= Ischemic cell death =

Biological process

Ischemic cell death, or oncosis, is a form of accidental cell death. The process is characterized by an ATP depletion within the cell leading to impairment of ionic pumps, cell swelling, clearing of the cytosol, dilation of the endoplasmic reticulum and golgi apparatus, mitochondrial condensation, chromatin clumping, and cytoplasmic bleb formation. Oncosis refers to a series of cellular reactions following injury that precedes cell death. The process of oncosis is divided into three stages. First, the cell becomes committed to oncosis as a result of damage incurred to the plasma membrane through toxicity or ischemia, resulting in the leak of ions and water due to ATP depletion. The ionic imbalance that occurs subsequently causes the cell to swell without a concurrent change in membrane permeability to reverse the swelling. In stage two, the reversibility threshold for the cell is passed and the cell becomes committed to cell death. During this stage the membrane becomes abnormally permeable to trypan blue and propidium iodide, indicating membrane compromise. The final stage is cell death and removal of the cell via phagocytosis mediated by an inflammatory response.

==Etymology==

Although ischemic cell death is the accepted name of the process, the alternative name of oncosis was introduced as the process involves the affected cell(s) swelling to an abnormally large size in known models. This is thought to be caused by failure of the plasma membrane's ionic pumps. The name oncosis (derived from ónkos, meaning largeness, and ónkosis, meaning swelling) was first introduced in 1910 by pathologist Friedrich Daniel von Recklinghausen.

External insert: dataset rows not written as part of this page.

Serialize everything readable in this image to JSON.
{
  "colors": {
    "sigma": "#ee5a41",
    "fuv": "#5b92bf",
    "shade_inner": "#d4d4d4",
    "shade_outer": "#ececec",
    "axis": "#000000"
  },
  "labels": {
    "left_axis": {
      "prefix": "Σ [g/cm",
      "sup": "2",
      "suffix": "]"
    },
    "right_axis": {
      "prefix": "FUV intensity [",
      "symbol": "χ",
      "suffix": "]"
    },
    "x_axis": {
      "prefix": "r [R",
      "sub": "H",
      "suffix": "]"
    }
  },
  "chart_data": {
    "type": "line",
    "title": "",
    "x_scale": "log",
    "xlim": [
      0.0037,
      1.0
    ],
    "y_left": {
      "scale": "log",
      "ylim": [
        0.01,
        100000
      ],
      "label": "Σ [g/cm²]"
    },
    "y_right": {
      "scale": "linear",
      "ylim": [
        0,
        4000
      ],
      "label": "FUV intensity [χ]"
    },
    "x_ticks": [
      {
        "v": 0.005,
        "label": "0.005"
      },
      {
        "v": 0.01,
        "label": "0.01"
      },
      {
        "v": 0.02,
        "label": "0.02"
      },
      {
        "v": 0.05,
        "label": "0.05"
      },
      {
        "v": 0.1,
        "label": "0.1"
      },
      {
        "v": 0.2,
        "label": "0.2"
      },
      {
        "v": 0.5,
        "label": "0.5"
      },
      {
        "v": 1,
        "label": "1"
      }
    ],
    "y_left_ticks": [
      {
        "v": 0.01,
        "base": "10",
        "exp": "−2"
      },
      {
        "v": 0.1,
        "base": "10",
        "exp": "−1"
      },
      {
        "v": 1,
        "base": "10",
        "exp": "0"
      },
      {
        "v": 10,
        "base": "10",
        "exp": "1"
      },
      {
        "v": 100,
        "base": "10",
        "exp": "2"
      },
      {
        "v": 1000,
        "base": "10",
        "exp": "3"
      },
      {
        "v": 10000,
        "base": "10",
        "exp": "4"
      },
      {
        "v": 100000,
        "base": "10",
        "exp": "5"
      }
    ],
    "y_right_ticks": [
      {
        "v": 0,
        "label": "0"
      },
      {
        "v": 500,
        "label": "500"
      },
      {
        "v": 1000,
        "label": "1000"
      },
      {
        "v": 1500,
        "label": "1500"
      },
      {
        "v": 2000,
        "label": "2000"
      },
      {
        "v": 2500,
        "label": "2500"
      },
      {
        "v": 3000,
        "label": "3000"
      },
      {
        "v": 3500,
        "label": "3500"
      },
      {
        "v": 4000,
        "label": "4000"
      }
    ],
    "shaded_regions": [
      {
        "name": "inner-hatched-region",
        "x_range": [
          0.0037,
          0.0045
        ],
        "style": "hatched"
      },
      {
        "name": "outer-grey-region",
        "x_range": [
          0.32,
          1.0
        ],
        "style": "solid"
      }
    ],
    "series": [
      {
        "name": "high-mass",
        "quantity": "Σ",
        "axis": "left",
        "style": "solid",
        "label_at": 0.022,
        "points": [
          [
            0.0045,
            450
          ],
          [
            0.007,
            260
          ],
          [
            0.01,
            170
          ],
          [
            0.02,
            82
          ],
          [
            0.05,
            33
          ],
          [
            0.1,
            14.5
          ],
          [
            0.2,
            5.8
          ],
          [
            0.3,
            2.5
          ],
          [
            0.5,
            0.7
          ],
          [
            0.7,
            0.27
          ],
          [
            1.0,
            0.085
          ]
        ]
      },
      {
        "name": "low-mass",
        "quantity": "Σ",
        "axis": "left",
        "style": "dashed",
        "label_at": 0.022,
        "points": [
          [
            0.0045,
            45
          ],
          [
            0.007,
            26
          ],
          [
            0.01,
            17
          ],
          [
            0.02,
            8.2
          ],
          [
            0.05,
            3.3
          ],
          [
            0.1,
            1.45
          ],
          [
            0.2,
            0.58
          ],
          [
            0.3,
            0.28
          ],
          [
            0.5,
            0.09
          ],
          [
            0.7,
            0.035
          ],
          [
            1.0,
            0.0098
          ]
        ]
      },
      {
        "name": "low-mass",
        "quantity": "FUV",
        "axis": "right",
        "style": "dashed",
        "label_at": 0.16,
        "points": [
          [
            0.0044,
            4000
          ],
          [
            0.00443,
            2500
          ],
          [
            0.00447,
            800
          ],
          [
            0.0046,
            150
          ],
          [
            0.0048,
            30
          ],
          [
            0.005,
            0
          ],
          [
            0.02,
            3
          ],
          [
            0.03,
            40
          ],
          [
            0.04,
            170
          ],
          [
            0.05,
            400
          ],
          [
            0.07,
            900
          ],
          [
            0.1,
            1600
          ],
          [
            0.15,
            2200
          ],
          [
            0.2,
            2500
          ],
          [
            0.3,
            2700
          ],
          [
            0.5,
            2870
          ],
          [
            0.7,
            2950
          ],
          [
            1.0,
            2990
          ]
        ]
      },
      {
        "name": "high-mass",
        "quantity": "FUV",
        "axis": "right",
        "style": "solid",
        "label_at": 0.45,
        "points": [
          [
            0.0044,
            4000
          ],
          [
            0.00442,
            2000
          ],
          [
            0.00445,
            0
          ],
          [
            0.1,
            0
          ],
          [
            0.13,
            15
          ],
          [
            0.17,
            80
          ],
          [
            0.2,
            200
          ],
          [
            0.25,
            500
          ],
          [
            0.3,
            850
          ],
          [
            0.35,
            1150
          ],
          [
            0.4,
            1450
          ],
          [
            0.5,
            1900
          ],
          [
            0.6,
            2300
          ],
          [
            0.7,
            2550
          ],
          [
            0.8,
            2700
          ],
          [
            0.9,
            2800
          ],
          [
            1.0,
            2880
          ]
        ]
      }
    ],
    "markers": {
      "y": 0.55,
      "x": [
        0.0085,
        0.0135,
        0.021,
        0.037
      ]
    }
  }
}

==Comparison to apoptosis==
Oncosis and apoptosis are distinct processes of cellular death. Oncosis is characterized by cellular swelling caused by a failure in ion transporter function. Apoptosis, or programmed cell death involves a series of cell shrinking processes, beginning with cell size reduction and pyknosis, followed by cell budding and karyorrhexis, and phagocytosis by macrophages or neighboring cells due to size decrease. The phagocytic disposal of apoptotic cells prevents the release of cellular debris that could induce an inflammatory response in neighboring cells. In opposition, the leakage of cellular content associated with membrane disruption in oncosis often incites an inflammatory response in neighboring tissue, causing further cellular injury. Additionally, apoptosis and the degradation of intracellular organelles is mediated by caspase activation, particularly caspase-3. Oligonuclosomal DNA fragmentation is initiated by caspase-activated deoxyribonuclease following caspase-3 mediated cleavage of the enzyme’s inhibitor, ICAD. In contrast, the oncotic pathway has been shown to be caspase-3 independent.

The primary determinant of cell death occurring via the oncotic or apoptotic pathway is cellular ATP levels. Apoptosis is contingent upon ATP levels to form the energy dependent apoptosome. A distinct biochemical event only seen in oncosis is the rapid depletion of intracellular ATP. The lack of intracellular ATP results in a deactivation of sodium and potassium ATPase within the compromised cell membrane. The lack of ion transport at the cell membrane leads to an accumulation of sodium and chloride ions within the cell with a concurrent water influx, contributing to the hallmark cellular swelling of oncosis. As with apoptosis, oncosis has been shown to be genetically programmed and dependent on expression levels of uncoupling protein-2 (UCP-2) in HeLa cells. An increase in UCP-2 levels leads to a rapid decrease in mitochondrial membrane potential, reducing mitochondrial NADH and intracellular ATP levels, initiating the oncotic pathway. The anti-apoptotic gene product Bcl-2 is not an active inhibitor of UCP-2 initiated cell death, further distinguishing oncosis and apoptosis as distinct cellular death mechanisms.